Os médicos alertaram que a maioria das mulheres do Estado não faz preventivo. Não faz pela dificuldade de acesso ao exame e pela longa espera pelo resultado do exame, principalmente, quem mora no interior. Só em Manaus se faz biópsia de colo uterino e só existem cinco policlínicas para esse atendimento, sendo três do Município e duas do Estado. E de hospital especializado, só existe a Fundação Cecon para fazer as cirurgias, hoje com 100 mulheres nessa fila de espera.

Segundo Mônica Melo, médica ginecologista da Fundação Cecon, a vacina contra o HPV aplicadas nos adolescentes entre 9 a 14 anos tem trazido bastantes resultados na prevenção do câncer de cólon de útero. O Amazonas em 2013, foi o pioneiro ao aplicar a vacinação nas escolas. No entanto, a transferência da vacinação das escolas para um posto de saúde reduziu em 40% a adesão à vacina.

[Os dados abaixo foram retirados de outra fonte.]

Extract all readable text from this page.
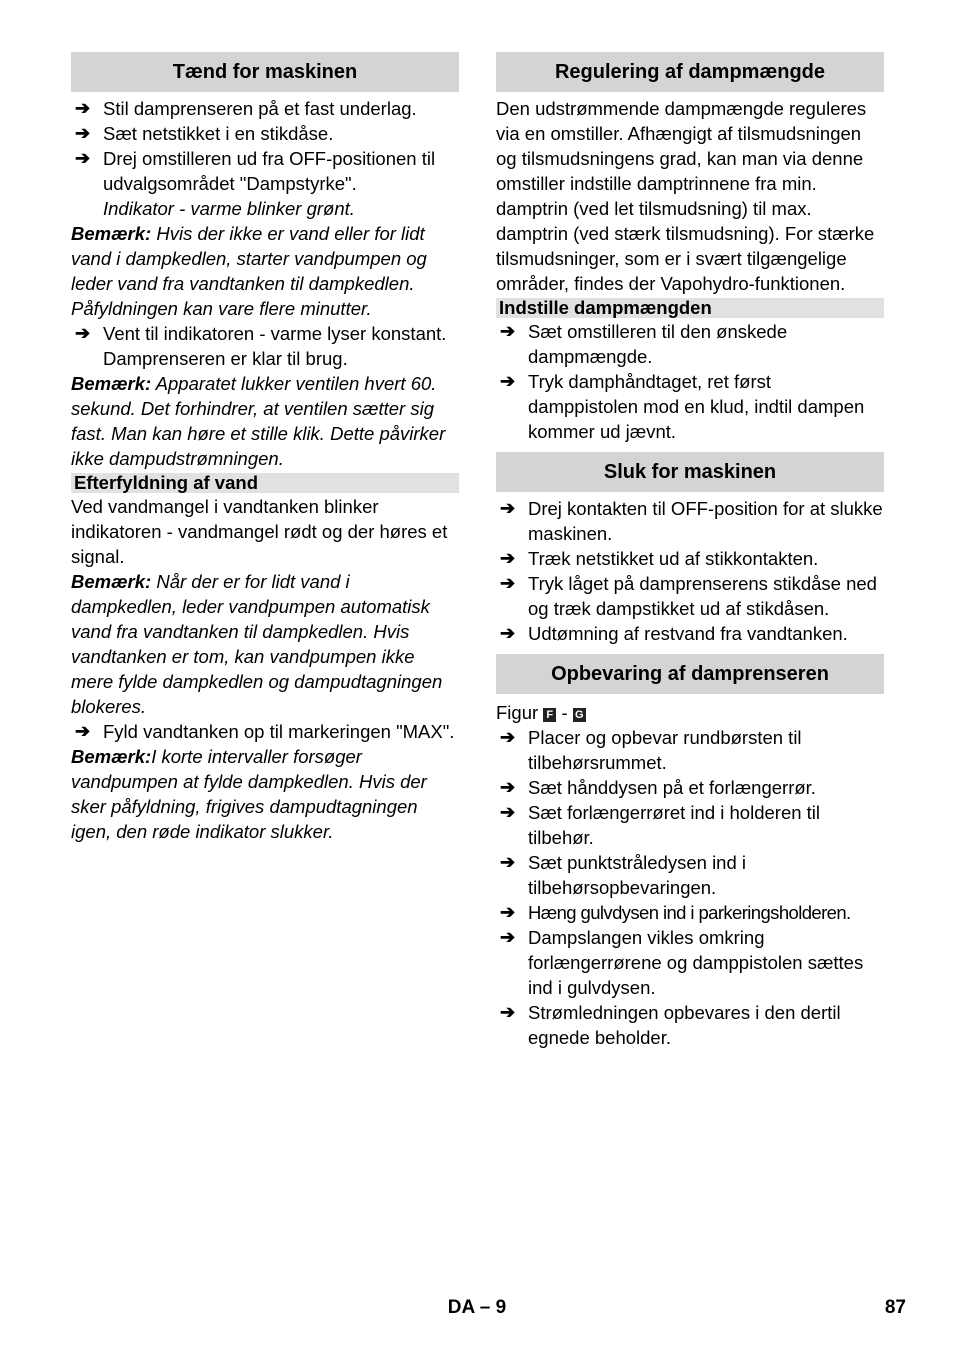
Tænd for maskinen
➔ Stil damprenseren på et fast underlag.
➔ Sæt netstikket i en stikdåse.
➔ Drej omstilleren ud fra OFF-positionen til udvalgsområdet "Dampstyrke".
Indikator - varme blinker grønt.
Bemærk: Hvis der ikke er vand eller for lidt vand i dampkedlen, starter vandpumpen og leder vand fra vandtanken til dampkedlen. Påfyldningen kan vare flere minutter.
➔ Vent til indikatoren - varme lyser konstant.
Damprenseren er klar til brug.
Bemærk: Apparatet lukker ventilen hvert 60. sekund. Det forhindrer, at ventilen sætter sig fast. Man kan høre et stille klik. Dette påvirker ikke dampudstrømningen.
Efterfyldning af vand
Ved vandmangel i vandtanken blinker indikatoren - vandmangel rødt og der høres et signal.
Bemærk: Når der er for lidt vand i dampkedlen, leder vandpumpen automatisk vand fra vandtanken til dampkedlen. Hvis vandtanken er tom, kan vandpumpen ikke mere fylde dampkedlen og dampudtagningen blokeres.
➔ Fyld vandtanken op til markeringen "MAX".
Bemærk:I korte intervaller forsøger vandpumpen at fylde dampkedlen. Hvis der sker påfyldning, frigives dampudtagningen igen, den røde indikator slukker.
Regulering af dampmængde
Den udstrømmende dampmængde reguleres via en omstiller. Afhængigt af tilsmudsningen og tilsmudsningens grad, kan man via denne omstiller indstille damptrinnene fra min. damptrin (ved let tilsmudsning) til max. damptrin (ved stærk tilsmudsning). For stærke tilsmudsninger, som er i svært tilgængelige områder, findes der Vapohydro-funktionen.
Indstille dampmængden
➔ Sæt omstilleren til den ønskede dampmængde.
➔ Tryk damphåndtaget, ret først damppistolen mod en klud, indtil dampen kommer ud jævnt.
Sluk for maskinen
➔ Drej kontakten til OFF-position for at slukke maskinen.
➔ Træk netstikket ud af stikkontakten.
➔ Tryk låget på damprenserens stikdåse ned og træk dampstikket ud af stikdåsen.
➔ Udtømning af restvand fra vandtanken.
Opbevaring af damprenseren
Figur F - G
➔ Placer og opbevar rundbørsten til tilbehørsrummet.
➔ Sæt hånddysen på et forlængerrør.
➔ Sæt forlængerrøret ind i holderen til tilbehør.
➔ Sæt punktstråledysen ind i tilbehørsopbevaringen.
➔ Hæng gulvdysen ind i parkeringsholderen.
➔ Dampslangen vikles omkring forlængerrørene og damppistolen sættes ind i gulvdysen.
➔ Strømledningen opbevares i den dertil egnede beholder.
DA – 9	87
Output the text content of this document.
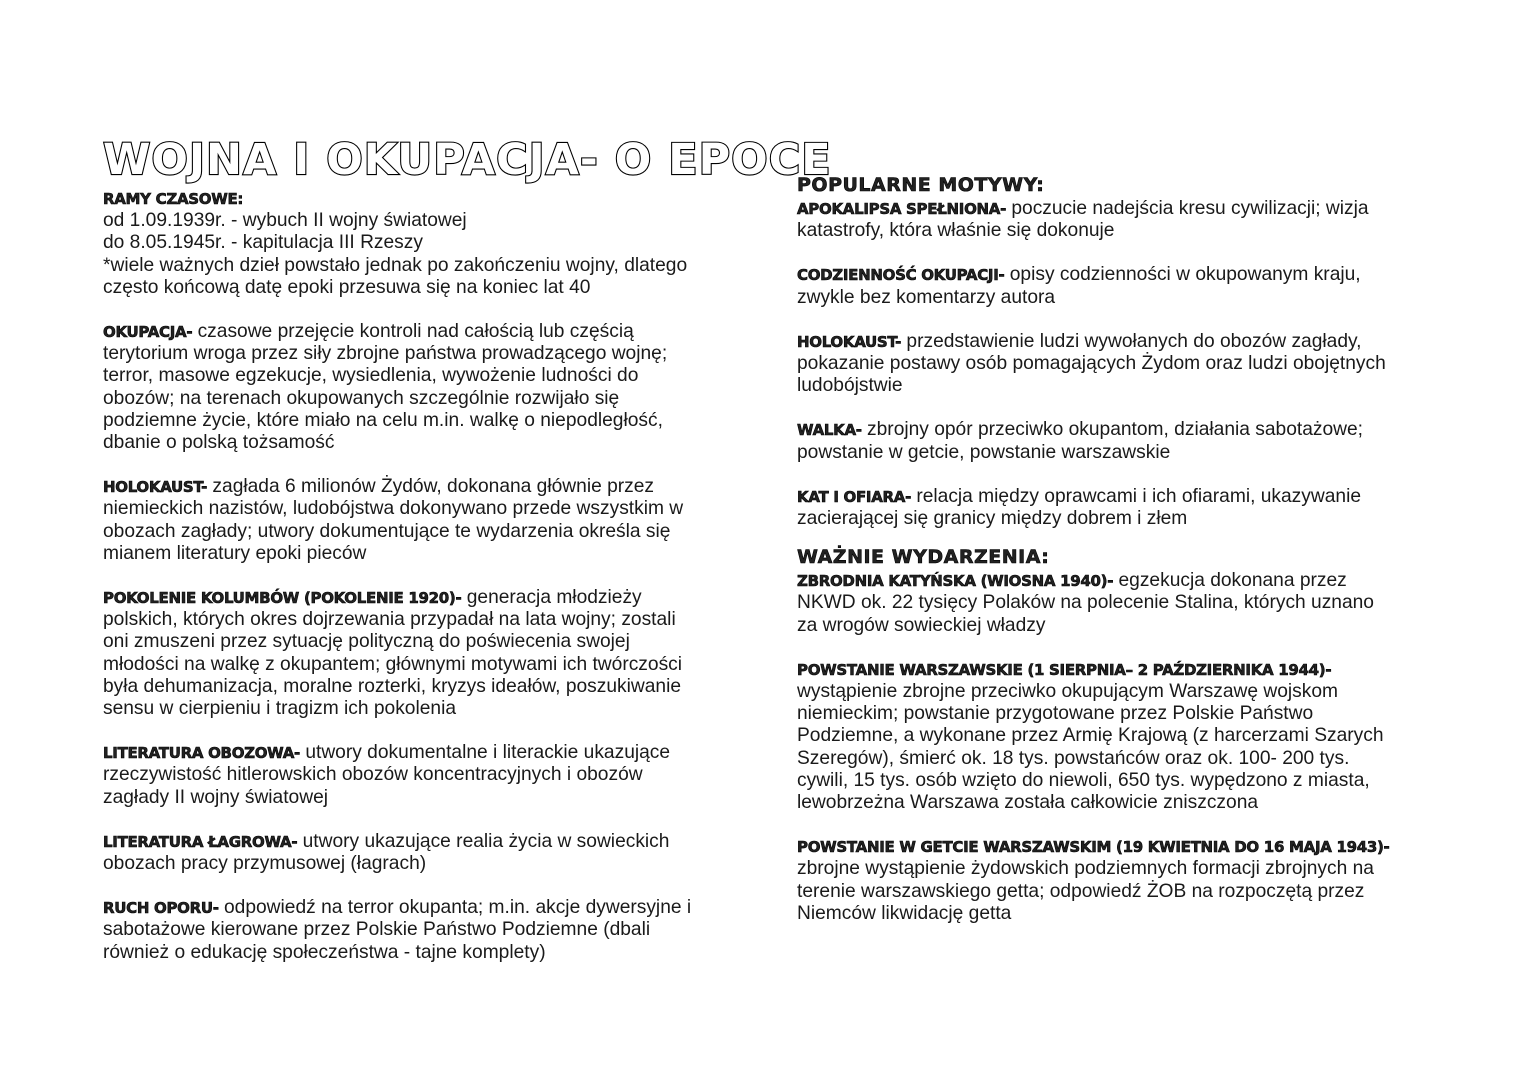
WOJNA I OKUPACJA- O EPOCE
RAMY CZASOWE:
od 1.09.1939r. - wybuch II wojny światowej
do 8.05.1945r. - kapitulacja III Rzeszy
*wiele ważnych dzieł powstało jednak po zakończeniu wojny, dlatego
często końcową datę epoki przesuwa się na koniec lat 40
OKUPACJA- czasowe przejęcie kontroli nad całością lub częścią
terytorium wroga przez siły zbrojne państwa prowadzącego wojnę;
terror, masowe egzekucje, wysiedlenia, wywożenie ludności do
obozów; na terenach okupowanych szczególnie rozwijało się
podziemne życie, które miało na celu m.in. walkę o niepodległość,
dbanie o polską tożsamość
HOLOKAUST- zagłada 6 milionów Żydów, dokonana głównie przez
niemieckich nazistów, ludobójstwa dokonywano przede wszystkim w
obozach zagłady; utwory dokumentujące te wydarzenia określa się
mianem literatury epoki pieców
POKOLENIE KOLUMBÓW (POKOLENIE 1920)- generacja młodzieży
polskich, których okres dojrzewania przypadał na lata wojny; zostali
oni zmuszeni przez sytuację polityczną do poświecenia swojej
młodości na walkę z okupantem; głównymi motywami ich twórczości
była dehumanizacja, moralne rozterki, kryzys ideałów, poszukiwanie
sensu w cierpieniu i tragizm ich pokolenia
LITERATURA OBOZOWA- utwory dokumentalne i literackie ukazujące
rzeczywistość hitlerowskich obozów koncentracyjnych i obozów
zagłady II wojny światowej
LITERATURA ŁAGROWA- utwory ukazujące realia życia w sowieckich
obozach pracy przymusowej (łagrach)
RUCH OPORU- odpowiedź na terror okupanta; m.in. akcje dywersyjne i
sabotażowe kierowane przez Polskie Państwo Podziemne (dbali
również o edukację społeczeństwa - tajne komplety)
POPULARNE MOTYWY:
APOKALIPSA SPEŁNIONA- poczucie nadejścia kresu cywilizacji; wizja
katastrofy, która właśnie się dokonuje
CODZIENNOŚĆ OKUPACJI- opisy codzienności w okupowanym kraju,
zwykle bez komentarzy autora
HOLOKAUST- przedstawienie ludzi wywołanych do obozów zagłady,
pokazanie postawy osób pomagających Żydom oraz ludzi obojętnych
ludobójstwie
WALKA- zbrojny opór przeciwko okupantom, działania sabotażowe;
powstanie w getcie, powstanie warszawskie
KAT I OFIARA- relacja między oprawcami i ich ofiarami, ukazywanie
zacierającej się granicy między dobrem i złem
WAŻNIE WYDARZENIA:
ZBRODNIA KATYŃSKA (WIOSNA 1940)- egzekucja dokonana przez
NKWD ok. 22 tysięcy Polaków na polecenie Stalina, których uznano
za wrogów sowieckiej władzy
POWSTANIE WARSZAWSKIE (1 SIERPNIA– 2 PAŹDZIERNIKA 1944)-
wystąpienie zbrojne przeciwko okupującym Warszawę wojskom
niemieckim; powstanie przygotowane przez Polskie Państwo
Podziemne, a wykonane przez Armię Krajową (z harcerzami Szarych
Szeregów), śmierć ok. 18 tys. powstańców oraz ok. 100- 200 tys.
cywili, 15 tys. osób wzięto do niewoli, 650 tys. wypędzono z miasta,
lewobrzeżna Warszawa została całkowicie zniszczona
POWSTANIE W GETCIE WARSZAWSKIM (19 KWIETNIA DO 16 MAJA 1943)-
zbrojne wystąpienie żydowskich podziemnych formacji zbrojnych na
terenie warszawskiego getta; odpowiedź ŻOB na rozpoczętą przez
Niemców likwidację getta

Mas a saúde feminina não se resume apenas às questões ginecológicos. Há também a necessidade de políticas para a saúde da mulher que inclua ações preventivas, mas também com diagnóstico, tratamento e recuperação. Além do atendimento no pré-natal, parto e puerpério, como também no planejamento familiar e no combate à contaminação de DST, dentre outras necessidades.

E não podemos esquecer da saúde das mulheres negras, quilombolas, indígenas, do campo e da floresta, que exige uma política de ações destinadas a reduzir as desigualdades em saúde. Como ainda, proporcionar maior atenção às questões específicas de saúde de cada uma.

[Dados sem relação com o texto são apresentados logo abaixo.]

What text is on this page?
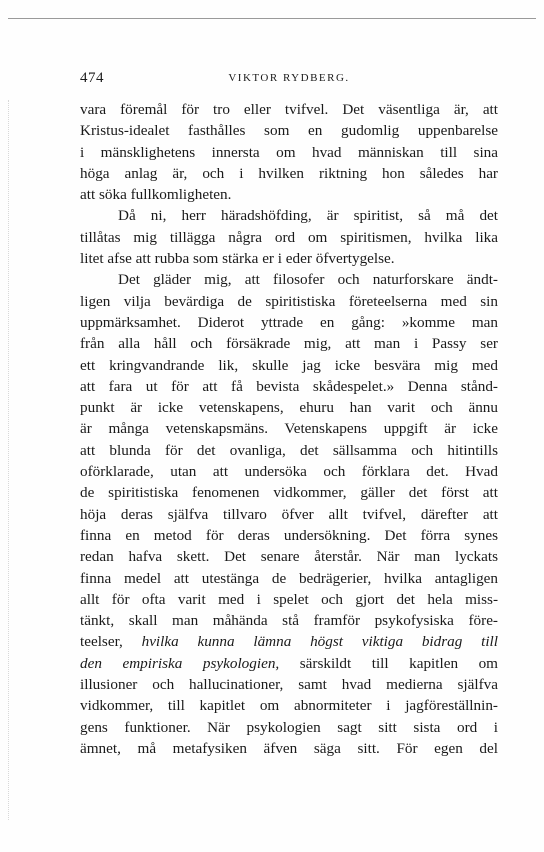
474	VIKTOR RYDBERG.
vara föremål för tro eller tvifvel. Det väsentliga är, att
Kristus-idealet fasthålles som en gudomlig uppenbarelse
i mänsklighetens innersta om hvad människan till sina
höga anlag är, och i hvilken riktning hon således har
att söka fullkomligheten.
Då ni, herr häradshöfding, är spiritist, så må det
tillåtas mig tillägga några ord om spiritismen, hvilka lika
litet afse att rubba som stärka er i eder öfvertygelse.
Det gläder mig, att filosofer och naturforskare ändt-
ligen vilja bevärdiga de spiritistiska företeelserna med sin
uppmärksamhet. Diderot yttrade en gång: »komme man
från alla håll och försäkrade mig, att man i Passy ser
ett kringvandrande lik, skulle jag icke besvära mig med
att fara ut för att få bevista skådespelet.» Denna stånd-
punkt är icke vetenskapens, ehuru han varit och ännu
är många vetenskapsmäns. Vetenskapens uppgift är icke
att blunda för det ovanliga, det sällsamma och hitintills
oförklarade, utan att undersöka och förklara det. Hvad
de spiritistiska fenomenen vidkommer, gäller det först att
höja deras själfva tillvaro öfver allt tvifvel, därefter att
finna en metod för deras undersökning. Det förra synes
redan hafva skett. Det senare återstår. När man lyckats
finna medel att utestänga de bedrägerier, hvilka antagligen
allt för ofta varit med i spelet och gjort det hela miss-
tänkt, skall man måhända stå framför psykofysiska före-
teelser, hvilka kunna lämna högst viktiga bidrag till
den empiriska psykologien, särskildt till kapitlen om
illusioner och hallucinationer, samt hvad medierna själfva
vidkommer, till kapitlet om abnormiteter i jagföreställnin-
gens funktioner. När psykologien sagt sitt sista ord i
ämnet, må metafysiken äfven säga sitt. För egen del
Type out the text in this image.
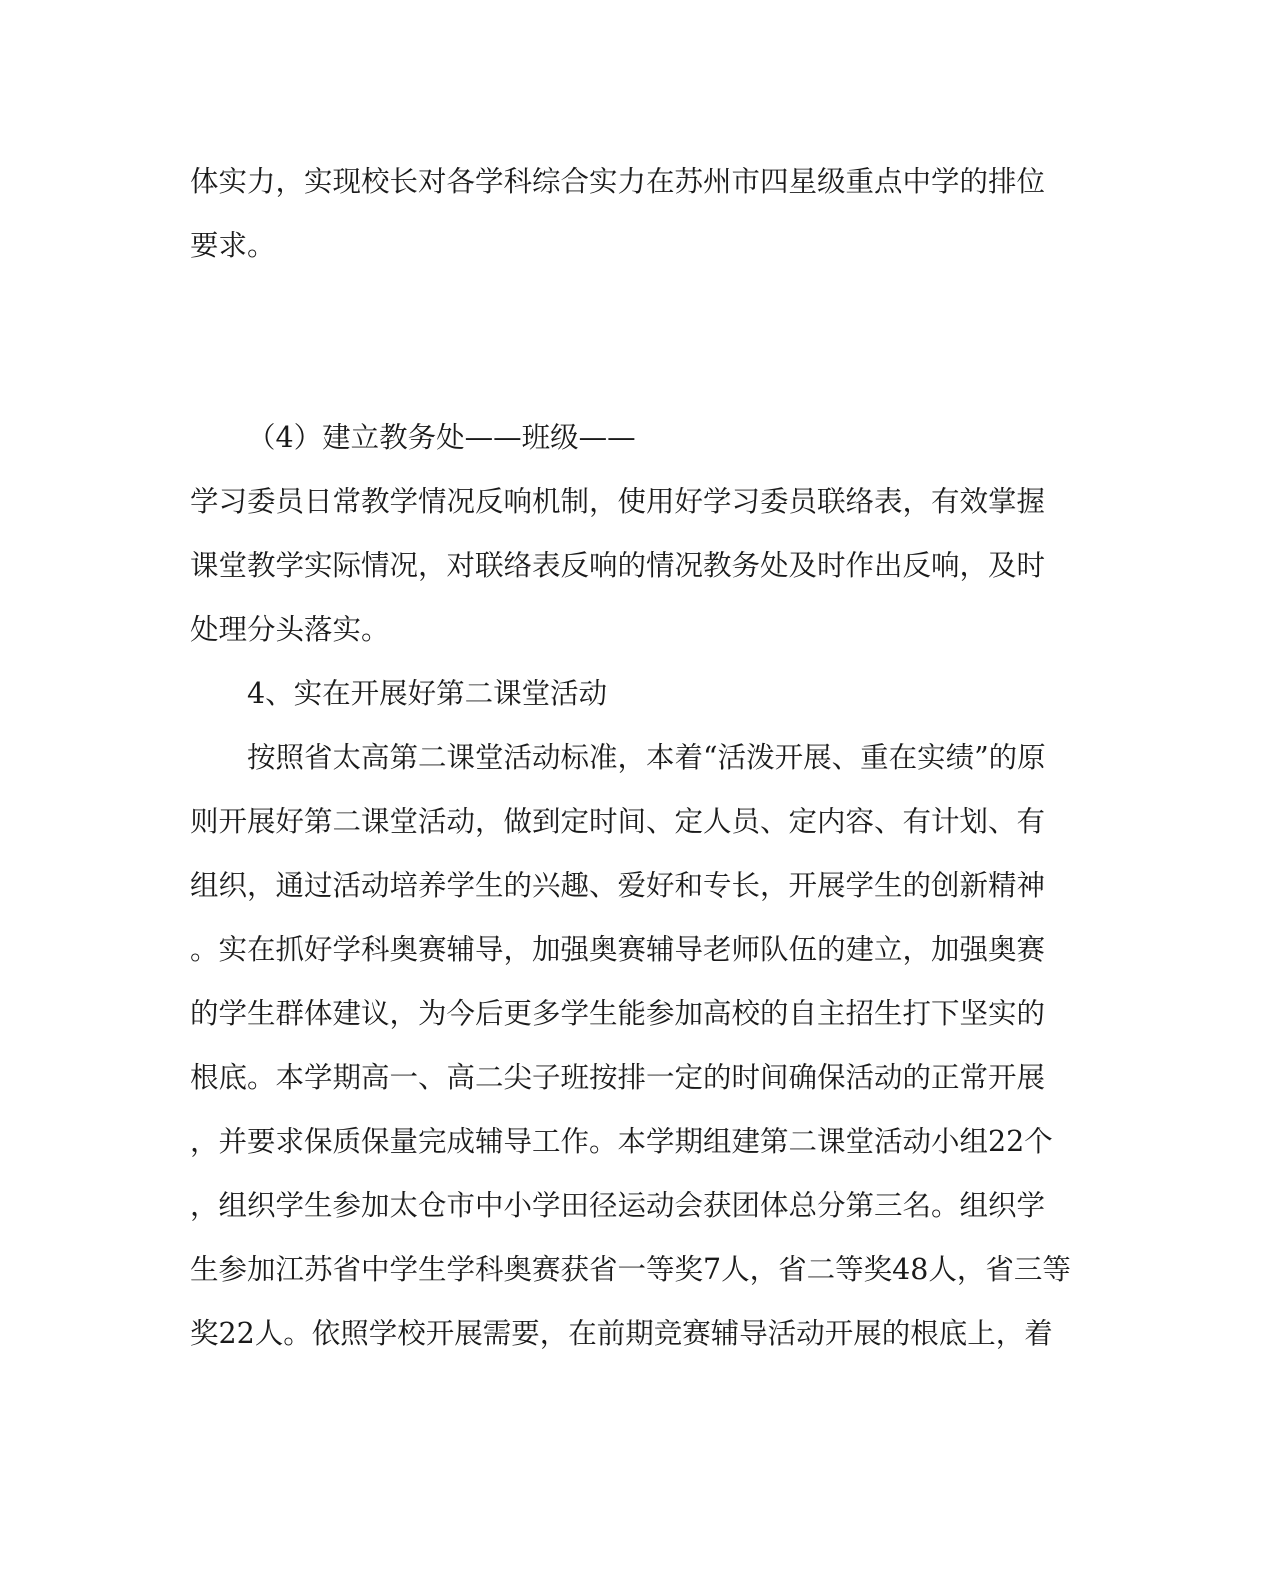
体实力，实现校长对各学科综合实力在苏州市四星级重点中学的排位

要求。

（4）建立教务处——班级——

学习委员日常教学情况反响机制，使用好学习委员联络表，有效掌握

课堂教学实际情况，对联络表反响的情况教务处及时作出反响，及时

处理分头落实。

4、实在开展好第二课堂活动

按照省太高第二课堂活动标准，本着“活泼开展、重在实绩”的原

则开展好第二课堂活动，做到定时间、定人员、定内容、有计划、有

组织，通过活动培养学生的兴趣、爱好和专长，开展学生的创新精神

。实在抓好学科奥赛辅导，加强奥赛辅导老师队伍的建立，加强奥赛

的学生群体建议，为今后更多学生能参加高校的自主招生打下坚实的

根底。本学期高一、高二尖子班按排一定的时间确保活动的正常开展

，并要求保质保量完成辅导工作。本学期组建第二课堂活动小组22个

，组织学生参加太仓市中小学田径运动会获团体总分第三名。组织学

生参加江苏省中学生学科奥赛获省一等奖7人，省二等奖48人，省三等

奖22人。依照学校开展需要，在前期竞赛辅导活动开展的根底上，着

Na campanha para prefeito em 2016, defendi a construção de um Centro Especializado na Saúde da Mulher. Hoje, a rede de atenção básica em Manaus não chega a 40%, com deficiências na estratégia da saúde da família e sem UBS em todos os bairros.

Por isso, precisamos planejar e ampliar as ações em saúde, focados na prevenção, para que o atendimento chegue a todos e todas, evitando muitas mortes devido à falta de assistência, principalmente das mulheres do nosso estado.